Under Section 5 of The Securities Act of 1933 (the “Securities Act”), all offers and sales of securities must be “registered” with the SEC. This registration process requires issuers to prepare and file a preliminary prospectus with the SEC for review and comment. The Section 5 registration process is both burdensome and expensive for the regional center. However, regional centers can avoid the strenuous registration process associated with Section 5 if the offering falls within a narrowly defined exemption under Regulation D. Specifically, Rule 506 of Regulation D permits a regional center to sell their offering to “accredited investors.” The definition of an “accredited investor” is set forth at Rule 501 of Regulation D and includes, but is not limited to:
  • Any natural person whose individual net worth, or joint net worth with that person's spouse, exceeds $1,000,000;
  • Any natural person who had an individual income in excess of $200,000 in each of the two most recent years and has a reasonable expectation of reaching the same income level in the current year; or
  • Any natural person who had joint income with that person's spouse in excess of $300,000 in each of the two most recent years and has a reasonable expectation of reaching the same income level in the current year.
Even if an EB-5 investor meets the definition of an accredited investor, whether a regional center can rely on the Regulation D exemption depends on the physical location of the EB-5 investor at the time the subscription agreement is filed. Typically, the EB-5 investor would be physically present in the United States at the time the subscription agreement is signed by the EB-5 investor. If an EB-5 investor is outside of the United States at the time the subscription agreement is signed, then a regional center likely will rely on the Regulation S exemption for offshore offerings, which does not necessarily require the ‘financial sophistication’ analysis outlined above. Once the regional center has determined that an EB-5 investor is an “accredited investor” under Rule 501, the next step in the investment process is for the regional center to provide the offering materials to the investor.

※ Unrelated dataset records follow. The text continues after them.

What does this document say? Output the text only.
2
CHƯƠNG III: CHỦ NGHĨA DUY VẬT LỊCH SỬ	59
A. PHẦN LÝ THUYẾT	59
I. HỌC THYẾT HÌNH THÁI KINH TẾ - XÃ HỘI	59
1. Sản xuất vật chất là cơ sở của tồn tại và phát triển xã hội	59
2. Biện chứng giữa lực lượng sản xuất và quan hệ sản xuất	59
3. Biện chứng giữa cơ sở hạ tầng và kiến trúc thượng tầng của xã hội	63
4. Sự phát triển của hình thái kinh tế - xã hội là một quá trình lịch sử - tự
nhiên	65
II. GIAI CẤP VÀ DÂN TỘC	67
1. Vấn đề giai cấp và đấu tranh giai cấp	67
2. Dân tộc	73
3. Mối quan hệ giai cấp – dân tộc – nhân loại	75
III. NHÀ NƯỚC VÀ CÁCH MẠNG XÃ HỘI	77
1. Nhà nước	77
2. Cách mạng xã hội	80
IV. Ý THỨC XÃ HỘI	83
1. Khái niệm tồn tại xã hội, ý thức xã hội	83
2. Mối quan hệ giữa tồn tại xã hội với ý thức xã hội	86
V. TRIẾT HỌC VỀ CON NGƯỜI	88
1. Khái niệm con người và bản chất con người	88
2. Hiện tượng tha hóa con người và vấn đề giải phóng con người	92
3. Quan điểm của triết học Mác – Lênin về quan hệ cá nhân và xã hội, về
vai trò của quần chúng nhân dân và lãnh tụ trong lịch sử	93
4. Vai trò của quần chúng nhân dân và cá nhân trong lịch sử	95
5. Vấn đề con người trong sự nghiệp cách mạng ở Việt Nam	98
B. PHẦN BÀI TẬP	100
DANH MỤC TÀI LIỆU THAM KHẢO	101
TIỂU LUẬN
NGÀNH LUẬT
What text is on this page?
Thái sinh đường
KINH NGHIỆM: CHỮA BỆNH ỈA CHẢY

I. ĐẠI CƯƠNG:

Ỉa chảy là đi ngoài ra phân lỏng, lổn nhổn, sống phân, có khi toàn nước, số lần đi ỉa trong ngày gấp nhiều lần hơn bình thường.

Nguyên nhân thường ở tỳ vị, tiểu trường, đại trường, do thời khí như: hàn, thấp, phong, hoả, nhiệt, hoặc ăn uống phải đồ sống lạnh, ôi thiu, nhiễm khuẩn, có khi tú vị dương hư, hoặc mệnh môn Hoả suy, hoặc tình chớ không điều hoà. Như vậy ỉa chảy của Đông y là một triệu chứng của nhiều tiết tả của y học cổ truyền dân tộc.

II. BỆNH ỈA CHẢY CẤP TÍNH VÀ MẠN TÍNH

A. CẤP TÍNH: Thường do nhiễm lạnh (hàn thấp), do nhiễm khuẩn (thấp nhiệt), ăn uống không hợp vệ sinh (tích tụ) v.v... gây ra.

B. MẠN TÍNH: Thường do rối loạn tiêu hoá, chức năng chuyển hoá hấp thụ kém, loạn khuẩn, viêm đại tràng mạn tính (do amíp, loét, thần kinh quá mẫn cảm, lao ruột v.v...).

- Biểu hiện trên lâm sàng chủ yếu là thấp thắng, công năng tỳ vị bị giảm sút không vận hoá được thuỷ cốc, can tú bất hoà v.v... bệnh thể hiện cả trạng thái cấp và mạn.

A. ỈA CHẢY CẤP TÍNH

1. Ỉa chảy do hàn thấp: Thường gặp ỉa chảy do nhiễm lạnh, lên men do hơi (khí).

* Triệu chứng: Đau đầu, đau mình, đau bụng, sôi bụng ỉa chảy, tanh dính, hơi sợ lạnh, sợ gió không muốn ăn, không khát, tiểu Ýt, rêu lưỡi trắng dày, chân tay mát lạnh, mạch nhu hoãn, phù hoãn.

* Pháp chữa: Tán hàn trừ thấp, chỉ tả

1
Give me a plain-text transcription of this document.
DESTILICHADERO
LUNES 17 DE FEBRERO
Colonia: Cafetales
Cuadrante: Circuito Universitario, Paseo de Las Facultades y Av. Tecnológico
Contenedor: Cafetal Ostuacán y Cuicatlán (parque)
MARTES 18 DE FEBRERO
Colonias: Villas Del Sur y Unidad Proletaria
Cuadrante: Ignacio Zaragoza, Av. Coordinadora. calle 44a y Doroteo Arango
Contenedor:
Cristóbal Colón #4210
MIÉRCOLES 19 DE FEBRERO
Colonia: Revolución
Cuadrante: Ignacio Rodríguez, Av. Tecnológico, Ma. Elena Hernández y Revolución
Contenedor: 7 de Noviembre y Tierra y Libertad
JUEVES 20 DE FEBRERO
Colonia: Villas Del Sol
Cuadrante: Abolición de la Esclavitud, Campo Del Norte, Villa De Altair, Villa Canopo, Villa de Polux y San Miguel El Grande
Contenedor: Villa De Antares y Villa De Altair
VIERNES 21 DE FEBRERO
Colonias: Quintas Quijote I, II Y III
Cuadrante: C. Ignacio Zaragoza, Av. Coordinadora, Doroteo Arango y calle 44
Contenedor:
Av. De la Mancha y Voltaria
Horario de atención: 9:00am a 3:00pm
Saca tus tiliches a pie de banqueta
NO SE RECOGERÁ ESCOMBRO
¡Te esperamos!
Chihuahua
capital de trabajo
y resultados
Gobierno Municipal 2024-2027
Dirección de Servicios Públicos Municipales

Appropriate disclosures must be made to Investors
While a regional center can avoid the lengthy and burdensome registration process of Section 5 by relying on Regulation D, they nevertheless must provide disclosure documents to the accredited EB-5 investor. These offering materials typically include a private placement memorandum and a subscription agreement, which outlines material information about the investment. In practice, the private placement memorandum for an EB-5 offering contains substantially the same material that would be contained in a prospectus for a registered offering. Specifically, the private placement memorandum outlines the risk factors for an accredited EB-5 investor, including financial, project and immigration-related risks associated with the EB-5 investment. The private placement memorandum should include a discussion on conflicts of interest, a detailed description of the project, and the limited liability company or limited partnership agreement, among other relevant information.
Regional centers likely will continue to rely on the Regulation D, and other exemptions for the purposes of EB-5 offerings. While the primary purpose of the EB-5 process is to obtain permanent residency in the United States, EB-5 investors and their legal representatives should be aware of SEC rules which are in place in order to protect investors and ensure they make informed decisions regarding their investment options.